Eugene | 27 March 2015  

Why does hardly anybody comment on this? I don't feel competent to, but it seems to be very important.

Gavan | 27 March 2015  

Another piece of journalistic pollie and oldie bashing? Why must journalists dichotemise old/young , rich/poor when dealing with such important matters.?..... a footy match to make the punters emotionally involved? Better to propose adjustment of tax rates on entry to super or adjustment of caps than to imply protection and greed. For those who went without to put extra into super (only possible when the children they had raised and educated were somewhat self sufficient) it's humiliating to be portrayed as part of a government endorsed greed ploy. Many retirees were indebted to banks at 13% or more for their one house and one car ,and they didn't take children to the snow or resorts; buy them Nikes or mobiles, nor send them to schoolies , so that money could be 'supered' for post work self sufficiency.
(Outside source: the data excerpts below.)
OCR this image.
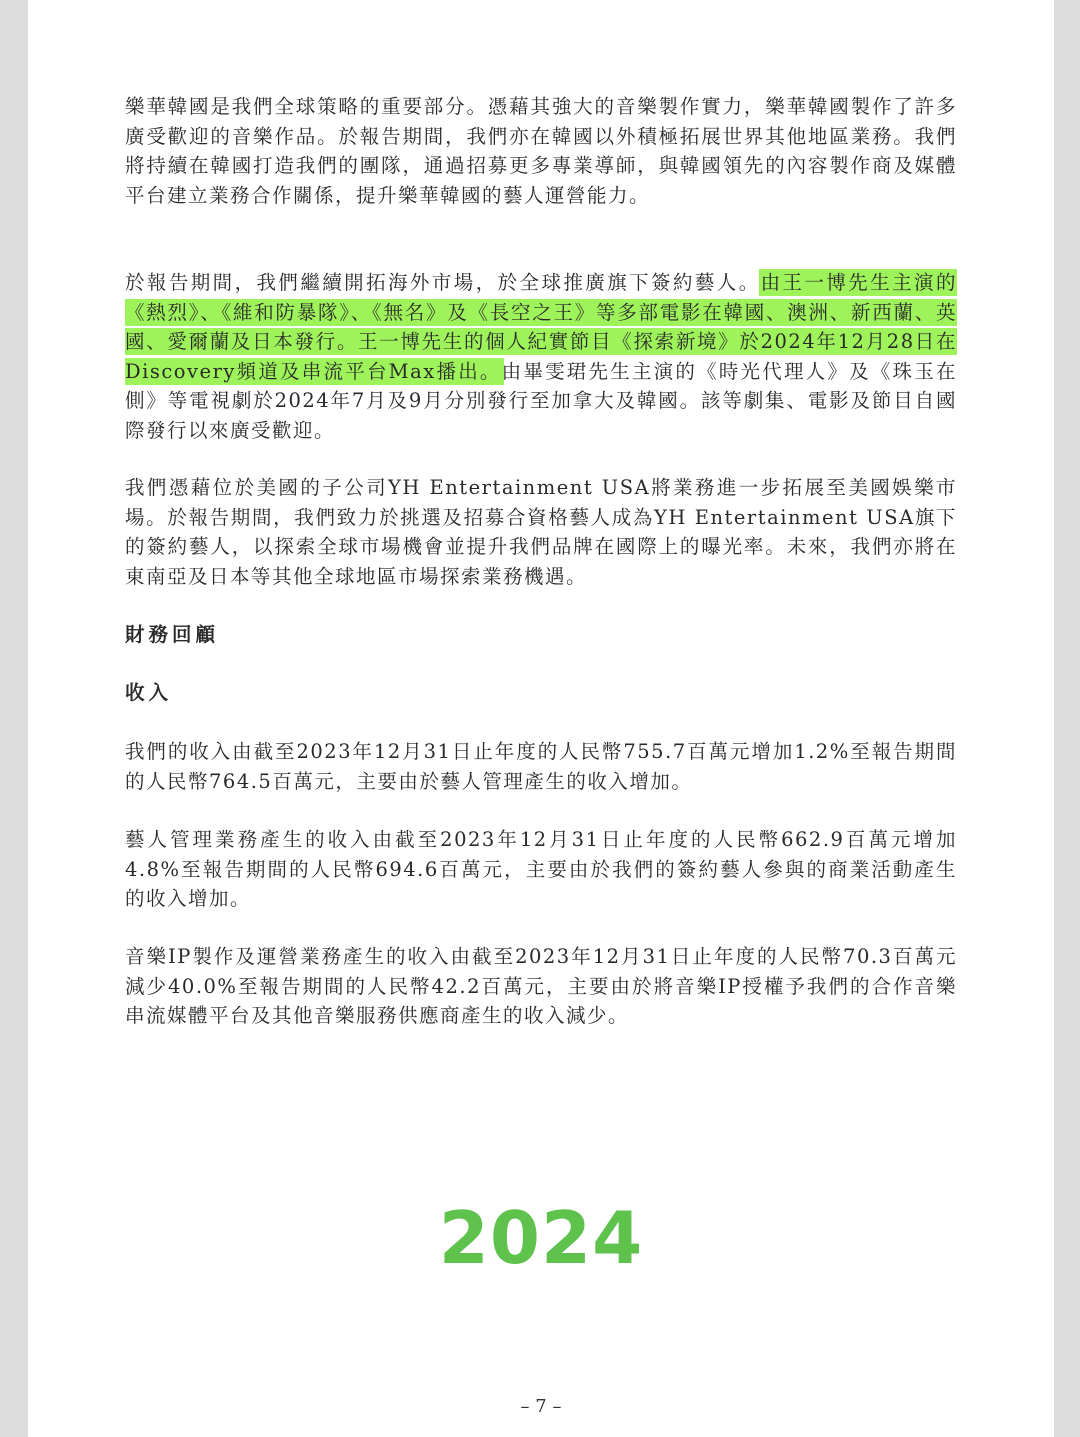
樂華韓國是我們全球策略的重要部分。憑藉其強大的音樂製作實力，樂華韓國製作了許多廣受歡迎的音樂作品。於報告期間，我們亦在韓國以外積極拓展世界其他地區業務。我們將持續在韓國打造我們的團隊，通過招募更多專業導師，與韓國領先的內容製作商及媒體平台建立業務合作關係，提升樂華韓國的藝人運營能力。

於報告期間，我們繼續開拓海外市場，於全球推廣旗下簽約藝人。由王一博先生主演的《熱烈》、《維和防暴隊》、《無名》及《長空之王》等多部電影在韓國、澳洲、新西蘭、英國、愛爾蘭及日本發行。王一博先生的個人紀實節目《探索新境》於2024年12月28日在Discovery頻道及串流平台Max播出。由畢雯珺先生主演的《時光代理人》及《珠玉在側》等電視劇於2024年7月及9月分別發行至加拿大及韓國。該等劇集、電影及節目自國際發行以來廣受歡迎。

我們憑藉位於美國的子公司YH Entertainment USA將業務進一步拓展至美國娛樂市場。於報告期間，我們致力於挑選及招募合資格藝人成為YH Entertainment USA旗下的簽約藝人，以探索全球市場機會並提升我們品牌在國際上的曝光率。未來，我們亦將在東南亞及日本等其他全球地區市場探索業務機遇。

財務回顧

收入

我們的收入由截至2023年12月31日止年度的人民幣755.7百萬元增加1.2%至報告期間的人民幣764.5百萬元，主要由於藝人管理產生的收入增加。

藝人管理業務產生的收入由截至2023年12月31日止年度的人民幣662.9百萬元增加4.8%至報告期間的人民幣694.6百萬元，主要由於我們的簽約藝人參與的商業活動產生的收入增加。

音樂IP製作及運營業務產生的收入由截至2023年12月31日止年度的人民幣70.3百萬元減少40.0%至報告期間的人民幣42.2百萬元，主要由於將音樂IP授權予我們的合作音樂串流媒體平台及其他音樂服務供應商產生的收入減少。

2024

– 7 –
Super is taxed...at incentive rates. Do you question bankers' fees or only super fund managers'?. Medicare levy was paid during working years. Hopefully current generations will get the same exemptions on retirement. It is divisive and counter productive to represent super savings as governmental ploy assisting greed and fat cats in keeping an underclass down.

sue | 01 April 2015  

Thank you Brian, and I couldn't agree more that the unelected corporate sector has too much power. Superannuation is something I will have little benefit from. As many women in their 50's know, there was no super for a large part of my early work life. Then taking a long period of time off to have children and returning to work part time, my superannuation is so small it is irrelevant. Women are so much worse off than men. Super is a great idea, but completely unbalanced to favour the rich. Corporate greed is a dangerous thing.